En effet, après avoir rappelé que « le mécanisme de la garantie à première demande institue une obligation autonome qui incombe à un tiers à l’égard du marché » (la banque), la Haute juridiction a retenu que :
- « pour concilier cette obligation autonome avec la règle de l’unité du décompte, il revient en principe aux parties, si ce mécanisme a été actionné, de faire figurer dans le décompte, au débit du titulaire, le montant correspondant aux réserves non levées et, au crédit de celui-ci, le montant versé par le garant pour son compte » ;
- « toutefois, si le montant versé par le garant n’a pas été inscrit dans le décompte général au crédit du titulaire et si, par suite, le montant correspondant aux réserves non levées n’a pas été porté à son débit, ces circonstances n’ont pas pour conséquence de faire obstacle à ce que soit mis à la charge du titulaire le coût des travaux nécessaires à la levée des réserves ».
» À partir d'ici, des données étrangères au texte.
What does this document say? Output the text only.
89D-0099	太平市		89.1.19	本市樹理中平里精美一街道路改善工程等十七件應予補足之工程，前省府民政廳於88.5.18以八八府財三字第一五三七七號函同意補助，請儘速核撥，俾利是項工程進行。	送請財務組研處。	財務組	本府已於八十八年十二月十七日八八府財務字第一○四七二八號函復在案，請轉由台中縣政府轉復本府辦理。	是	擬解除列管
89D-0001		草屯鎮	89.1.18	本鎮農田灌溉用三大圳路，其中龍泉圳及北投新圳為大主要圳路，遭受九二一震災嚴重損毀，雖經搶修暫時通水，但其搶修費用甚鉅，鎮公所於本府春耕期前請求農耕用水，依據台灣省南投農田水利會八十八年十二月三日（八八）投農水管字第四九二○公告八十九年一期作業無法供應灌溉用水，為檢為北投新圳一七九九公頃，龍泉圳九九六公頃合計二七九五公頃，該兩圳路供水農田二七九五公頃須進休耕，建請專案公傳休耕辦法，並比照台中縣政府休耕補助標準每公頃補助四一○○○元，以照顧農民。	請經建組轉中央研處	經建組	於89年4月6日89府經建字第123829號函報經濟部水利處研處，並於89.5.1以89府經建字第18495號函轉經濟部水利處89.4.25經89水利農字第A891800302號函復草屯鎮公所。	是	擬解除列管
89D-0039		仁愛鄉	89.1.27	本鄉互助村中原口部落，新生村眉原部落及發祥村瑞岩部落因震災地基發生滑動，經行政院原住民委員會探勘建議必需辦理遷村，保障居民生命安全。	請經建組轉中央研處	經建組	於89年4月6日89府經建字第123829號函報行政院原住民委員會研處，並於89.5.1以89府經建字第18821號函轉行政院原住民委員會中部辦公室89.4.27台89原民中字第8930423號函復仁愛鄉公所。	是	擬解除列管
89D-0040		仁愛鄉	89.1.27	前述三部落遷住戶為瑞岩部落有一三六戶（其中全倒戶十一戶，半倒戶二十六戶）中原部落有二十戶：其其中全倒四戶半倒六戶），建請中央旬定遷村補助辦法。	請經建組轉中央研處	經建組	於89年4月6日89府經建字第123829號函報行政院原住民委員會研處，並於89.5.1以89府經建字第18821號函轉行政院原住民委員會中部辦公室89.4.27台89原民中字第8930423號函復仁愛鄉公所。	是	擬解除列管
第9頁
Ainsi, d’un côté la règle de l’unité du décompte s’applique aux réserves non levées même si le maître d’ouvrage a actionné la garantie à première demande, mais d’un autre côté la méconnaissance de cette règle n’est pas opposable au maître d’ouvrage s’il a actionné la garantie à première demande puisque le titulaire n’est pas fondé à en demander le remboursement.

Pour surmonter cette contradiction, le Conseil d’Etat souligne qu’un remboursement « reviendrait, en effet, à mettre à la charge du maître d’ouvrage le coût [des] travaux [nécessaires à la levée des réserves] ». Or, c’est précisément ce à quoi revient la jurisprudence "Centre Hospitalier de Versailles" dans l’hypothèse où le maître d’ouvrage n’a pas actionné la garantie à première demande : ce dernier supporte le coût des travaux nécessaires à la levée des réserves s’il a omis de l’inscrire au débit du titulaire dans le décompte général.

Il aurait été à nos yeux plus cohérent en droit d’écarter la règle de l’unité du décompte lorsque le maître d’ouvrage a actionné la garantie à première demande, car c’est exactement la portée pratique de l’arrêt (dans la limite du montant de la garantie, qui peut ne pas avoir suffi).

Nous verrons si ce coin enfoncé dans la jurisprudence "Centre Hospitalier de Versailles", dont nous ne croyons pas que l’autonomie de la garantie à première demande puisse être une explication sérieuse, est une première étape vers un revirement.